Этот странный гражданин порылся, в чужом ящике, нашел чистый
рецептурный бланк и мелким-мелким почерком написал следующий рецепт:
"Сто граммов водки вовнутрь перед обедом каждый день в течение месяца.
Если не поможет - курс лечения повторить. Будь здоров!"
Выдра прочитал рецепт, и до него вдруг дошло. Он понял, какому риску
подвергался в докторском кабинете. Дрожа, он вышел из поликлиники, купил
четвертушку, вернулся домой, отмерил сто грамм и впервые в жизни с
отвращением выпил, а потом закусил. В этот день он впервые заснул без
снотворного, а через месяц, в точности выполняя предписание странного
гражданина, полностью выздоровел. Как видно, его внутренние органы,
работавшие всю жизнь вразнобой, объединились на основе выписанного
лекарства. С тех пор Выдра лечится каждый день, проводя активную
алкогольную пропаганду среди соратников по забиванию козла, хотя и
признает, что лет в восемьдесят, наверно, сопьется.
Смирный вежливо кивает Выдре.
Начинается настоящая игра.
Выдра в ударе.
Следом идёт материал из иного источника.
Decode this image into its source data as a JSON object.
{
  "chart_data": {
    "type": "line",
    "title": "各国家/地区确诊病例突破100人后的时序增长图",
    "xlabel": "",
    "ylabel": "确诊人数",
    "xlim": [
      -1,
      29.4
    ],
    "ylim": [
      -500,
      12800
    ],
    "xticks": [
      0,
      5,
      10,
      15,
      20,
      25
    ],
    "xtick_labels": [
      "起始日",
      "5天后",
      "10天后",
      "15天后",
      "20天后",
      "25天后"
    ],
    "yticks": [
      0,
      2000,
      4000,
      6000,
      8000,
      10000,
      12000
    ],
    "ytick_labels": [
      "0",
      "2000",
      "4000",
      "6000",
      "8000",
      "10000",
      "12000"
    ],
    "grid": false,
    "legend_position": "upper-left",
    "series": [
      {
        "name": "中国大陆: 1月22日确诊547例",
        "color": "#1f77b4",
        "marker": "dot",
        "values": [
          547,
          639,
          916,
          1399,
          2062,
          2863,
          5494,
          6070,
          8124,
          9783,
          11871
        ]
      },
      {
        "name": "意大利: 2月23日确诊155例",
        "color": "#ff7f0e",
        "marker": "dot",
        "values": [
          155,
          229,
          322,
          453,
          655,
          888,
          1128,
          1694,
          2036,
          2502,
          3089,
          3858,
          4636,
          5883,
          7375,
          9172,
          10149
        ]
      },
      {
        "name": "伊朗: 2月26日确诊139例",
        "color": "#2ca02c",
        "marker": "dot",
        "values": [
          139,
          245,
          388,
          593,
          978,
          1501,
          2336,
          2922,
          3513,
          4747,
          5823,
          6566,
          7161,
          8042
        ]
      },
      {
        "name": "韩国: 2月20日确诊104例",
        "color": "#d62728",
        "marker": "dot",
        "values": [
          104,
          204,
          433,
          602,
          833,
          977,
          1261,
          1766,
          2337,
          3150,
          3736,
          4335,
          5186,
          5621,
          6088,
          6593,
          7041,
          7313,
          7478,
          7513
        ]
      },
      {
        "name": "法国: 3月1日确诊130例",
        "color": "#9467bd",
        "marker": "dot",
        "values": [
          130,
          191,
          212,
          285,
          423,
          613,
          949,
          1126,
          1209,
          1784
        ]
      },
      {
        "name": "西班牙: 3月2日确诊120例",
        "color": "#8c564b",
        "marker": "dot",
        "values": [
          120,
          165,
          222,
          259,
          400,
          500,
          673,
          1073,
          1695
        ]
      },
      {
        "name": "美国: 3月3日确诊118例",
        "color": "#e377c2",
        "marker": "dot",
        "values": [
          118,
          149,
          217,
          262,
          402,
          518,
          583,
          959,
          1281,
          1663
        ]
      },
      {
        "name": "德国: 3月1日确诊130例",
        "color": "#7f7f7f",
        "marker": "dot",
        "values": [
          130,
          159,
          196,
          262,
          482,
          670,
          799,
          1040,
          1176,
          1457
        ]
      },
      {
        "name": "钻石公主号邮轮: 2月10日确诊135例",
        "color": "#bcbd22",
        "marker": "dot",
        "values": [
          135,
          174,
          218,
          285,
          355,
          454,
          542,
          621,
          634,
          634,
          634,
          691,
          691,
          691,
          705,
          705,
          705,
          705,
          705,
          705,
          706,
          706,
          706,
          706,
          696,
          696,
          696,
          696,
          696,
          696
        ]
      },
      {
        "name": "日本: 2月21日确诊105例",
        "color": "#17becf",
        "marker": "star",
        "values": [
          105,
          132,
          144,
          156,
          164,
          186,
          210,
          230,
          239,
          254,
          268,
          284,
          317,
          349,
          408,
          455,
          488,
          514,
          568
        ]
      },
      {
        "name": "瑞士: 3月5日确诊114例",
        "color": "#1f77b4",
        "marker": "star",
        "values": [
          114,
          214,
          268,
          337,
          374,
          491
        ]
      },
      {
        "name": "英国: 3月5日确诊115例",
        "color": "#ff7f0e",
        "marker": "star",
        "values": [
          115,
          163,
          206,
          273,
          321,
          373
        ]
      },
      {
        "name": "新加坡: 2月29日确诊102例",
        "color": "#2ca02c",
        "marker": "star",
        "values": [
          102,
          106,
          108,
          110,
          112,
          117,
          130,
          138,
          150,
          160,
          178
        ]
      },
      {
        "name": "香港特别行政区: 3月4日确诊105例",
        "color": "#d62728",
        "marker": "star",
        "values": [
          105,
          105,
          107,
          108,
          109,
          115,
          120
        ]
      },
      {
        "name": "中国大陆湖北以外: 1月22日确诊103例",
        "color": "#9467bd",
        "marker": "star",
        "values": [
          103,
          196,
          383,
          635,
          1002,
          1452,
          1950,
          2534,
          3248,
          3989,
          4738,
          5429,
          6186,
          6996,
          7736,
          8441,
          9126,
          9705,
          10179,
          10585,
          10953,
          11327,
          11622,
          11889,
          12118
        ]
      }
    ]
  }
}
Он бьет от души, а Смирный пригибается над столом все
ниже и ниже, шевелит губами и пытается разгадать: что, где, у кого. Он
подозревает, что Выдра спекулирует и умышленно не отходит дублем-шесть и
что Михаил Борисович по простоте душевной его не зарубит.
Нордост в самом деле думает не о том. Теперь его мысли устремляются на
Смирного. Михаил Борисыч давно заметил, что Смирный всегда пытается узнать,
что делал в войну тот или иной человек, иначе он теряется и не понимает,
что за человек перед ним: бормочет какие-то междометия и двух слов связать
не может. Люди, родившиеся после войны, для Смирного как бы не существуют,
он не знает, о чем с ними говорить.
"Наверно, дело в том, - думает Нордост, - что Смирный был в плену, и с
тех пор он как бы контуженный на всю жизнь. Как он выжил - никогда не
рассказывает... Наверно, повезло, что был хорошим плотником... И смирным".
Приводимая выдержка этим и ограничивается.